Avec beaucoup d’ironie, bien entendu, car qu’est-ce qu’un fait historique ? Une façon de braquer les projecteurs sur celui-ci plutôt que celui-là. Il n’y a pas de faits historiques, il y a une construction même du fait. Le titre nous renvoie également aux détails biographiques, ceux-là parfaitement clairs : dans quelle école il a été, quel était le métier de son père… Mais avec les «faits», qu’est-ce qu’on fait ? Dans sa biographie, Blake Bailey raconte entre autres comment se construit un jeune garçon dans une famille juive de la classe moyenne, comment se construit un écrivain et comment va évoluer son rapport à la fiction.

Vous étiez proche de Philip Roth. Quel souvenir gardez-vous de lui ?

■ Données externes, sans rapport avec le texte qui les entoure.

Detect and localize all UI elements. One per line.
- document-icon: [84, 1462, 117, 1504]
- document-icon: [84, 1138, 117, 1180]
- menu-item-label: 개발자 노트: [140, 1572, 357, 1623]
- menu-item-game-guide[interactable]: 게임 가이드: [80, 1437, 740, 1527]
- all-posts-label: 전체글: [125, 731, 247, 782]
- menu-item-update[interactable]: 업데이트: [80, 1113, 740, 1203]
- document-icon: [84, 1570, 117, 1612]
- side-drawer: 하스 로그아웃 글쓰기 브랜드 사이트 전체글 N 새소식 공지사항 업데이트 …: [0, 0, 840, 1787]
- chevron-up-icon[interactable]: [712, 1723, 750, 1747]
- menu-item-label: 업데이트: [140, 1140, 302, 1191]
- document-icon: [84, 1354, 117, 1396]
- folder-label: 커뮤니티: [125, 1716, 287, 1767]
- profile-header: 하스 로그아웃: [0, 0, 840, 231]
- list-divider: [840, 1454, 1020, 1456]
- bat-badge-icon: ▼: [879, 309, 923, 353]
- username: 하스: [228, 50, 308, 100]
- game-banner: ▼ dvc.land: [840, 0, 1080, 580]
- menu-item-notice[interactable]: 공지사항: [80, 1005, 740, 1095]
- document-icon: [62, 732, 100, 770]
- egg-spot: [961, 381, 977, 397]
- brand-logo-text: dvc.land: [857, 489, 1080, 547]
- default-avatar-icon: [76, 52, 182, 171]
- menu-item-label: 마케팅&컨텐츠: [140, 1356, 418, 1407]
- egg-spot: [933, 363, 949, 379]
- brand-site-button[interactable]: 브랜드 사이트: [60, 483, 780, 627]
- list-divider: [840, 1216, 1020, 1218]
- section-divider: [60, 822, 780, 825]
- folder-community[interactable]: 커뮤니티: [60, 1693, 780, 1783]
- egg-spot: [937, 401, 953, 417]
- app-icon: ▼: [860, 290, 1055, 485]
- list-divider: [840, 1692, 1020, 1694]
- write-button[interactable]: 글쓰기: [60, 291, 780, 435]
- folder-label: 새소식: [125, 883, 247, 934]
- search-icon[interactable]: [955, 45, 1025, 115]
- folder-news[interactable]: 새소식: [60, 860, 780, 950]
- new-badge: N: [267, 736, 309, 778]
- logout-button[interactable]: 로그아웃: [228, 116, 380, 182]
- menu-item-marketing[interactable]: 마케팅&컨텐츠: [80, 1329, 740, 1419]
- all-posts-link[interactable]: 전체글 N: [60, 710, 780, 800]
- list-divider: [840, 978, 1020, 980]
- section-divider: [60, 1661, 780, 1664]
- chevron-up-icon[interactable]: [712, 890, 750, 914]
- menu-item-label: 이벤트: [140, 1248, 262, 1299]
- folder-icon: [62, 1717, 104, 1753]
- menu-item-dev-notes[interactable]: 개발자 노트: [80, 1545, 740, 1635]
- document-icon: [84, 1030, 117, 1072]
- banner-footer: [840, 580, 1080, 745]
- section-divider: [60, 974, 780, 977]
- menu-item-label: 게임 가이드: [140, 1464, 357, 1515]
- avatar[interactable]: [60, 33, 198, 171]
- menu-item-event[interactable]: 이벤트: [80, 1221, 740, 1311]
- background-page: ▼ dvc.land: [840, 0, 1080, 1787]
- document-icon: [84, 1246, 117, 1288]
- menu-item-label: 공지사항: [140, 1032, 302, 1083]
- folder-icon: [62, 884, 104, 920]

En traduisant la biographie de Bailey – à laquelle on a pu reprocher son travail d’apothicaire, mais Roth était lui-même un fou du détail –, j’ai appris des choses, dont certaines inattendues. Lorsque j’ai commencé à travailler avec Roth aux Etats-Unis dans son studio de Manhattan, j’ai remarqué qu’il était d’une drôlerie irrésistible. Je sortais de chez lui avec des courbatures aux pommettes parce que j’avais ri pendant des heures. Avec la biographie, je me suis aperçue que, dans les premiers temps de sa carrière, il écrivait des nouvelles sentimentales très idéalistes. En revanche, dans les dîners en ville, il faisait ce que je l’ai connu faire, à savoir le pitre. Un beau jour, quelqu’un lui a dit : «Et si tu écrivais plutôt ça ?» Et ça, c’étaient les germes de Portnoy. Cela étant, en dépit du rire semi-permanent, j’entretenais avec lui un rapport assez austère et unique en son genre. Je n’étais pas son amie, je n’étais pas son amante, je n’étais pas sa sœur, sa cousine, sa parente. Je n’étais que sa traductrice. Nous étions face à face, sans aucun rapport de séduction, à parler de la vie, du sexe, de la mort, du deuil, comme des gens qui n’avaient aucune responsabilité l’un envers l’autre. Deux êtres humains qui allaient mourir dans peut-être pas longtemps et n’allaient pas se raconter d’histoires. C’était une relation d’une grande liberté.

Philip Roth, les Faits, traduit de l’anglais (Etats-Unis) par Josée Kamoun. Folio, 272 pp., 7,80 €.